Un lien si fort
Quand on se risque à l’échange avec quelqu’un qui nous déroute – un malade, un enfant, un étranger, une personne sénile, une personne très pauvre -, on est obligé de suspendre ses propres logiques, son système d’appréhension de la réalité, de mesure, de vérification que les choses sont en place, etc. Chacun est alors poussé à explorer d’autres manières de vivre la rencontre et, pour cela, à se laisser surprendre, à s’orienter sur ce qui va surgir au cours de l’échange, dont au départ il ignore tout. En soi, ce retournement est une bonne nouvelle.
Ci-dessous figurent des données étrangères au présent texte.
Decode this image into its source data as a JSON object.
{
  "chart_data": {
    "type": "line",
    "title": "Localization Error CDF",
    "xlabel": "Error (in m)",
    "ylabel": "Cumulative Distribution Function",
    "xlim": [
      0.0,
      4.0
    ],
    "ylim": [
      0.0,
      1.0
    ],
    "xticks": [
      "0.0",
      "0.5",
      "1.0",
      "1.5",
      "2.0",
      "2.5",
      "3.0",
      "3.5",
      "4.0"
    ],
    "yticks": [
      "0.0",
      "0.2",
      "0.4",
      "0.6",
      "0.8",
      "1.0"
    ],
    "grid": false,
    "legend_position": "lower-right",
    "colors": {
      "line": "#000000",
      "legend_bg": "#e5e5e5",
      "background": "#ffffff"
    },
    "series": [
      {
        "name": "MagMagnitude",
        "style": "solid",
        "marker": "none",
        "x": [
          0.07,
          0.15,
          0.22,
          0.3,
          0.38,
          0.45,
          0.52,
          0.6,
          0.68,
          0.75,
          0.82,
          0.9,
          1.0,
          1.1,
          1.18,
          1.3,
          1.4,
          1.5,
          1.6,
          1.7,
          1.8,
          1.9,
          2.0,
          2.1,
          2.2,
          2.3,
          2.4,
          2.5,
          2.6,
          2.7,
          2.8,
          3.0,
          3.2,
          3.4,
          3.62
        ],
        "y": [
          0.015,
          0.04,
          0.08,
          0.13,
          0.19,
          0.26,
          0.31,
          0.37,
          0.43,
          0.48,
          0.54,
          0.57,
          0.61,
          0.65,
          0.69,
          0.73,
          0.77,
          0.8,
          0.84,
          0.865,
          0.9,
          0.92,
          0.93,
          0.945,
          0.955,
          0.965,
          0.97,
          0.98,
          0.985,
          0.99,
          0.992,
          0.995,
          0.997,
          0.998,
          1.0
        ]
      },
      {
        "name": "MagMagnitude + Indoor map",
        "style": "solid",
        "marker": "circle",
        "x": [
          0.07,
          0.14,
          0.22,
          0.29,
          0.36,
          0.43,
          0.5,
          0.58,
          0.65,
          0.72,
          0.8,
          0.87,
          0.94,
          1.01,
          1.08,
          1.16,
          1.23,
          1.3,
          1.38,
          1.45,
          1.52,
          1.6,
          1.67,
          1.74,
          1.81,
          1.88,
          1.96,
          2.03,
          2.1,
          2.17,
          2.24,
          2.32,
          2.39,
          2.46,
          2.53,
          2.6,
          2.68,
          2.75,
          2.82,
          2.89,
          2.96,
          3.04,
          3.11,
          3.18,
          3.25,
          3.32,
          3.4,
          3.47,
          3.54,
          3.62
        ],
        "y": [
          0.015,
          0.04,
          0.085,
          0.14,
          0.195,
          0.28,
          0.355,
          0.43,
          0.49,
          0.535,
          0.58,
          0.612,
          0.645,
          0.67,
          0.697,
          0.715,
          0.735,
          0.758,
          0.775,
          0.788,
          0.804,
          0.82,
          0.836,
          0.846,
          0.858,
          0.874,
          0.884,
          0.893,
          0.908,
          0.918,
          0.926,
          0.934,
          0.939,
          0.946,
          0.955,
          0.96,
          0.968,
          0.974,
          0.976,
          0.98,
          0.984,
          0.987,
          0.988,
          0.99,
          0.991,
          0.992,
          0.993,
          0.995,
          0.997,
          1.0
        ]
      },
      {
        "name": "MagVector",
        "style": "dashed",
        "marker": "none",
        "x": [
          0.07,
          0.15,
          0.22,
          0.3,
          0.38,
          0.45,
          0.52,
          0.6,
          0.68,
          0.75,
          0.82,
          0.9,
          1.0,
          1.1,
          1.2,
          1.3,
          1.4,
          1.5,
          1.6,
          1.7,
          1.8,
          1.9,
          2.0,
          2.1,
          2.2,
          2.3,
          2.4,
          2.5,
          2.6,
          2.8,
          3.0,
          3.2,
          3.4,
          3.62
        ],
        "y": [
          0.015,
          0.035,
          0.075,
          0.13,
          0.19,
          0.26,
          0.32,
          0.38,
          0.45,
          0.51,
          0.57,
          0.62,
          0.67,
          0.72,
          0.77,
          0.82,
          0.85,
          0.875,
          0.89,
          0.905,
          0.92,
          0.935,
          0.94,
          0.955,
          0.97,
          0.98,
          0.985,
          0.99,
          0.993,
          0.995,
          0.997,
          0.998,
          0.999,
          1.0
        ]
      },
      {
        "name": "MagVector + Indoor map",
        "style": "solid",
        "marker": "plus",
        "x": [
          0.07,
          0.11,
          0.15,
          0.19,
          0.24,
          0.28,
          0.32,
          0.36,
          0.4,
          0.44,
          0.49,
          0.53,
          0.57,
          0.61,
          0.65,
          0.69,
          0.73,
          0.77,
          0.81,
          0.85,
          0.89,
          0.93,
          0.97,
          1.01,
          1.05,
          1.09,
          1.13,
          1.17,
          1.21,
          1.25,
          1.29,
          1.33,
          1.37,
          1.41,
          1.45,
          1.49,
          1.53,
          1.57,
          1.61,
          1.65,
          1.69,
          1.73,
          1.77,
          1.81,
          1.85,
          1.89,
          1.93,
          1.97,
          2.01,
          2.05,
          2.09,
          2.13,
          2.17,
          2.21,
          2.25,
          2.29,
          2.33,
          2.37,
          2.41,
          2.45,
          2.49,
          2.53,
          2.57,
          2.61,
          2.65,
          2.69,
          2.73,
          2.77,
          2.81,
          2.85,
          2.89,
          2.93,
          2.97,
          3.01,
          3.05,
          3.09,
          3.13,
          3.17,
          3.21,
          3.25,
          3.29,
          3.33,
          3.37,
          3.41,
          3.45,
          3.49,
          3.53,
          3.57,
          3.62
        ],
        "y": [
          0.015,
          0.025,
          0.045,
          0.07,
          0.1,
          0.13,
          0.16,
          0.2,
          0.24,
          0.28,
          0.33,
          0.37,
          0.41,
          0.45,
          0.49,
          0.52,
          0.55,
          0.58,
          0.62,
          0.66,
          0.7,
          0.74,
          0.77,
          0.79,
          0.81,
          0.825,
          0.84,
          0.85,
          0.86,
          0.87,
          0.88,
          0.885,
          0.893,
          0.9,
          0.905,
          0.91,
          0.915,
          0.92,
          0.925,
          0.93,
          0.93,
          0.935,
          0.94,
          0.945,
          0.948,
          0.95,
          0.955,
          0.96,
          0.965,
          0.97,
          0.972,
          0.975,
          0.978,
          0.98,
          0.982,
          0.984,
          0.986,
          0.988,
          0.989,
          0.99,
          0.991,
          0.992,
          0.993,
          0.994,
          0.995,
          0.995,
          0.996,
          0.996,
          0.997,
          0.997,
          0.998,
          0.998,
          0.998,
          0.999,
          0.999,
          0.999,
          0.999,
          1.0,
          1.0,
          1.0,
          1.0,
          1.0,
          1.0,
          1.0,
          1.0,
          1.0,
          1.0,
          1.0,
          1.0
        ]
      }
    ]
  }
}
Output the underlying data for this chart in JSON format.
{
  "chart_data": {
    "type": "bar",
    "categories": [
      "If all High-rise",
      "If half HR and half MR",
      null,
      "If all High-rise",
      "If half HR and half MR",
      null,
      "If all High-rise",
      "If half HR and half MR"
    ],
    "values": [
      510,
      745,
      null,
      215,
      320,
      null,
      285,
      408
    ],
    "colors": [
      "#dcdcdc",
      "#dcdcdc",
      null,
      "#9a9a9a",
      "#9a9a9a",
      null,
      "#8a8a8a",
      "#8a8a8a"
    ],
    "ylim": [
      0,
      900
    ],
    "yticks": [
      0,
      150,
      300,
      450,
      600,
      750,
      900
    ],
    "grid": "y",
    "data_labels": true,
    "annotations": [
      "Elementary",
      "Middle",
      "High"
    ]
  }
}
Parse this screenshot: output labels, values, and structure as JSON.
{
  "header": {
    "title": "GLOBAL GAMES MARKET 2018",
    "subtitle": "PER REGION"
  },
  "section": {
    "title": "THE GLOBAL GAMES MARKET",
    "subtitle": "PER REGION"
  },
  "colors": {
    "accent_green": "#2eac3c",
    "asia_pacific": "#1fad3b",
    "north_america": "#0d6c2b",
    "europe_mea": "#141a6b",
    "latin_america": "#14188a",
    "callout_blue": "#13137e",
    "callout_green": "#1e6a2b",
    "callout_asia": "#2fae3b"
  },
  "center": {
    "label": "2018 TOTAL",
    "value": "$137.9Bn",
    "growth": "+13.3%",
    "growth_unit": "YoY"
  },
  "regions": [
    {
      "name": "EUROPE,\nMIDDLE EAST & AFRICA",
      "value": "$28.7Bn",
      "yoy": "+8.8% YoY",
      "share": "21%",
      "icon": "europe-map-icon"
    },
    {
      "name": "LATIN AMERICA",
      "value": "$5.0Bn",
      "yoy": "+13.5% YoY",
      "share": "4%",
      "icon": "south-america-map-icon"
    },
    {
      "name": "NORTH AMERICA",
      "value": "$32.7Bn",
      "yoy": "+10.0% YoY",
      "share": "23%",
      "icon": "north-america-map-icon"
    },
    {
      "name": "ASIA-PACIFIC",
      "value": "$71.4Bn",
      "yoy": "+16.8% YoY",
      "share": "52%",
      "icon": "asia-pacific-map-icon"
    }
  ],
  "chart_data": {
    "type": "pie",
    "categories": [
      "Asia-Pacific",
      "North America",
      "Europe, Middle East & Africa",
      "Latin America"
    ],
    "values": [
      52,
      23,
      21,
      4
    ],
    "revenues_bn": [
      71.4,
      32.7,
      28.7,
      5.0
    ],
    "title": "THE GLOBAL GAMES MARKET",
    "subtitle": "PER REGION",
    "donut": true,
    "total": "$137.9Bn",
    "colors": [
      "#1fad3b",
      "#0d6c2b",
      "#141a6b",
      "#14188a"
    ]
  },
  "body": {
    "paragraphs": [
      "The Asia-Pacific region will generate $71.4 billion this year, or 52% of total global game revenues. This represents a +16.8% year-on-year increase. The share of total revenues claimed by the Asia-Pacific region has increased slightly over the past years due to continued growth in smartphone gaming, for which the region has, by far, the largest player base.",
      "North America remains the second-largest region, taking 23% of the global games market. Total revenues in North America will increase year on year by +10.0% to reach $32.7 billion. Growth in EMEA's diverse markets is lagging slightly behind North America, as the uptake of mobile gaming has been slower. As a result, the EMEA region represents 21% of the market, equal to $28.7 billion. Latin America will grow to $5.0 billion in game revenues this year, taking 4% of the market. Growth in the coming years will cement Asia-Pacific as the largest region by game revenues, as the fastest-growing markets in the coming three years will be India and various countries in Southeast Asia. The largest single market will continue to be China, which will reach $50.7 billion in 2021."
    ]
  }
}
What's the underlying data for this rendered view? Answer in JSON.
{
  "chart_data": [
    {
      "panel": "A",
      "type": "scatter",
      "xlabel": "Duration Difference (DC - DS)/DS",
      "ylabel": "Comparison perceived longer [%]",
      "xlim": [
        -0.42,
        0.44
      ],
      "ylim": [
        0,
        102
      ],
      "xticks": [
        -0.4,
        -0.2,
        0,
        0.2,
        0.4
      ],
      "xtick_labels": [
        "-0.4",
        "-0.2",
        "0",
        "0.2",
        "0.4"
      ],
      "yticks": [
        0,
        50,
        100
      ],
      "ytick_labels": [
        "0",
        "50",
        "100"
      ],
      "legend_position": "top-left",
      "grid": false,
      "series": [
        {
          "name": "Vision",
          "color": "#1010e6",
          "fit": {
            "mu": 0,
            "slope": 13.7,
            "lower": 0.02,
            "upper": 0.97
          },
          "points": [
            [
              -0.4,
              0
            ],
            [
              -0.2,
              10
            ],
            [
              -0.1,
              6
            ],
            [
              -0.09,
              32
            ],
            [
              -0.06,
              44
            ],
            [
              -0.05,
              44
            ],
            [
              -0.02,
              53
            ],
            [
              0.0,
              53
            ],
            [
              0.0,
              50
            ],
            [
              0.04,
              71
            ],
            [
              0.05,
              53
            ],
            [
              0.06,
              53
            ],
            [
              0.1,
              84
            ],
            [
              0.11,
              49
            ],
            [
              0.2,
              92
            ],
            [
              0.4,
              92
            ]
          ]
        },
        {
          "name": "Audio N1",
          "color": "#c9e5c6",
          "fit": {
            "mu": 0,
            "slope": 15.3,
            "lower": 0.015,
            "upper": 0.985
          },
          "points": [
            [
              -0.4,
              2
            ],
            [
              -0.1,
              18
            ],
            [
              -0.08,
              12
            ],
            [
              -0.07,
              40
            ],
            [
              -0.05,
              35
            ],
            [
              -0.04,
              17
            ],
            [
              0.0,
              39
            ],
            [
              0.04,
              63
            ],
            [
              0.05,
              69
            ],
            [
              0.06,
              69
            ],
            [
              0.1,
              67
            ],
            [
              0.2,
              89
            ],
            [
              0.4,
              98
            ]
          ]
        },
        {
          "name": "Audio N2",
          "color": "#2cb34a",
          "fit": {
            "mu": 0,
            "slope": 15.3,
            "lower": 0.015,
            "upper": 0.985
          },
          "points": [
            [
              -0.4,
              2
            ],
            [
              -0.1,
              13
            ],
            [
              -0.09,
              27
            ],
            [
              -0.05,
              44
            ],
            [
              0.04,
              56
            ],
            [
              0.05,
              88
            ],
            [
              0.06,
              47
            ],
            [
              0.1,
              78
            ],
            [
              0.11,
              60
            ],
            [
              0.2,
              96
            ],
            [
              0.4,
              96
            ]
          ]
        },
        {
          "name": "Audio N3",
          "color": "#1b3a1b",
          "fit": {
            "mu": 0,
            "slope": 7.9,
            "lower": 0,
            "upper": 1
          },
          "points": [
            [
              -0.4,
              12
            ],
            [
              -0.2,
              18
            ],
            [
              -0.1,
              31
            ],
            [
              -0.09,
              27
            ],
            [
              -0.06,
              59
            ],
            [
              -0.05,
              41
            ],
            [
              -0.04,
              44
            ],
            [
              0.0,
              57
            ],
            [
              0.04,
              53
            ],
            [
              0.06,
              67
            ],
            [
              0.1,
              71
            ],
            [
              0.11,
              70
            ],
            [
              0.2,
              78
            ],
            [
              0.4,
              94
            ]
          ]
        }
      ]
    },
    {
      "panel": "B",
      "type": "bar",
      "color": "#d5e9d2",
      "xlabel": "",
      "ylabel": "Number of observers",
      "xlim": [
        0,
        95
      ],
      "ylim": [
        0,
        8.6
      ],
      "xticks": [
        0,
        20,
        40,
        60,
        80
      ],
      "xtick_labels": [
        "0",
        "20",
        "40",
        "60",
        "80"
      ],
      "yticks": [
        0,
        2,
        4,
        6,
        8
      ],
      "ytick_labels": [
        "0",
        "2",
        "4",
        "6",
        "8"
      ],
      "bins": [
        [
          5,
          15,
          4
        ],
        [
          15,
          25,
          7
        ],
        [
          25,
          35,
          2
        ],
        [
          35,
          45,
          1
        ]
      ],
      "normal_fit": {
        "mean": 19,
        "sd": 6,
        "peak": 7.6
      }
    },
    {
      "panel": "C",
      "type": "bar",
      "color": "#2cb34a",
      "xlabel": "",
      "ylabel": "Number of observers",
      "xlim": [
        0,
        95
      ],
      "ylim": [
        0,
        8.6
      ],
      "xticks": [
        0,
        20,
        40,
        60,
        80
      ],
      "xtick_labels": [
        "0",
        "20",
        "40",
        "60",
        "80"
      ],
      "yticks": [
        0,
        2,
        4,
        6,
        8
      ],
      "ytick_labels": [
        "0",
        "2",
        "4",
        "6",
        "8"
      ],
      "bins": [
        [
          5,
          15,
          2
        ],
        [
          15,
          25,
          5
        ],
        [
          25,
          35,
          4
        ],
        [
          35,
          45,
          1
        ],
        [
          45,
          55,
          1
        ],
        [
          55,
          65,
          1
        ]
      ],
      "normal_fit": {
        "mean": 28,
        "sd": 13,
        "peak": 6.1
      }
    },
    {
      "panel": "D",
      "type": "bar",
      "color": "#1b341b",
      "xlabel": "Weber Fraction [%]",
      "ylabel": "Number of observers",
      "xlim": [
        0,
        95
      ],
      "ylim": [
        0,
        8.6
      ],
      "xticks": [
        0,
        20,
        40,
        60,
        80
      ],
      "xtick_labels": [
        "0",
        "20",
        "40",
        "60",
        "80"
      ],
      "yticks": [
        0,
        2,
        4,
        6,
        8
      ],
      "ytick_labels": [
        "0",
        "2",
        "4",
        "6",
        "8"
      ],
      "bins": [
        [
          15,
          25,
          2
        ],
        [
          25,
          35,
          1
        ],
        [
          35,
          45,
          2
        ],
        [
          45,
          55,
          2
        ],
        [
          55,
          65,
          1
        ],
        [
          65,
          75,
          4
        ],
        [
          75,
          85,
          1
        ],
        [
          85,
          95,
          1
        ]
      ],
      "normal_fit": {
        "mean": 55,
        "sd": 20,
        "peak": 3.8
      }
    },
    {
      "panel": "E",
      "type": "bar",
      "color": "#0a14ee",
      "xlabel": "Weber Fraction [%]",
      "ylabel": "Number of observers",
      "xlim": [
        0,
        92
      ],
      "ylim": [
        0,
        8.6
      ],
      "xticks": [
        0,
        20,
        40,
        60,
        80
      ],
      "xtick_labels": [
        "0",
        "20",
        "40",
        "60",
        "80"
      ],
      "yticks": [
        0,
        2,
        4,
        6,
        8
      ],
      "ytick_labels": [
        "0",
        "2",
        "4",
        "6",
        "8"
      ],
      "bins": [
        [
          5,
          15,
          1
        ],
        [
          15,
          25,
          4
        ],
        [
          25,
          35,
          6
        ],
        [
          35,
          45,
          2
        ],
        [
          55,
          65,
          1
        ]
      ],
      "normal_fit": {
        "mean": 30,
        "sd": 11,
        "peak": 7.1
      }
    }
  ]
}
Il signifie que mes logiques, mes habitus, ne sont pas des clés universelles : ils ne suffisent pas pour que la communication puisse avoir lieu. Les voici donc reconduits à la place de simples médiations. En aucune manière ils ne peuvent prétendre détenir les secrets de la relation et de la vie. Je puis donc les relativiser.
Mais surtout, nous – c’est-à-dire, l’autre et moi – sommes invités à nous mettre en quête de ce qui pourrait, au cours de cette relation difficile, résonner comme une promesse. Nous voici poussés à chercher une source de vie, de vraie vie, celle qui est plus discrète, mais aussi plus forte que les codes de conduite institués. Lorsque nous l’aurons trouvée – c’est à la joie qu’on la reconnaît – ce sera pour nous comme un cadeau : quelque chose qui nous est donné gratuitement, que l’on osait à peine espérer. Alors, oui, je pourrai dire que j’ai reçu un trésor inestimable de la part des pauvres, des enfants, de l’étranger et même de mon ennemi. Mais ce ne sera pas sur un mode calculé.
Au total, la difficulté de communication, expérience de dépossession de mes compétences habituelles à entrer en relation, peut se transformer en une heureuse découverte. Ceci, d’ailleurs, est vrai de toute rencontre : dans la mesure où j’espère atteindre quelque chose de personnel – c’est-à-dire d’unique, et qui en même temps ouvre à la vraie vie – je suis obligé de chercher ailleurs que dans mes modes de communication habituels pour me risquer à l’inconnu. On comprend pourquoi la dimension relationnelle de l’existence constitue pour le travail d’évangélisation un rendez-vous crucial.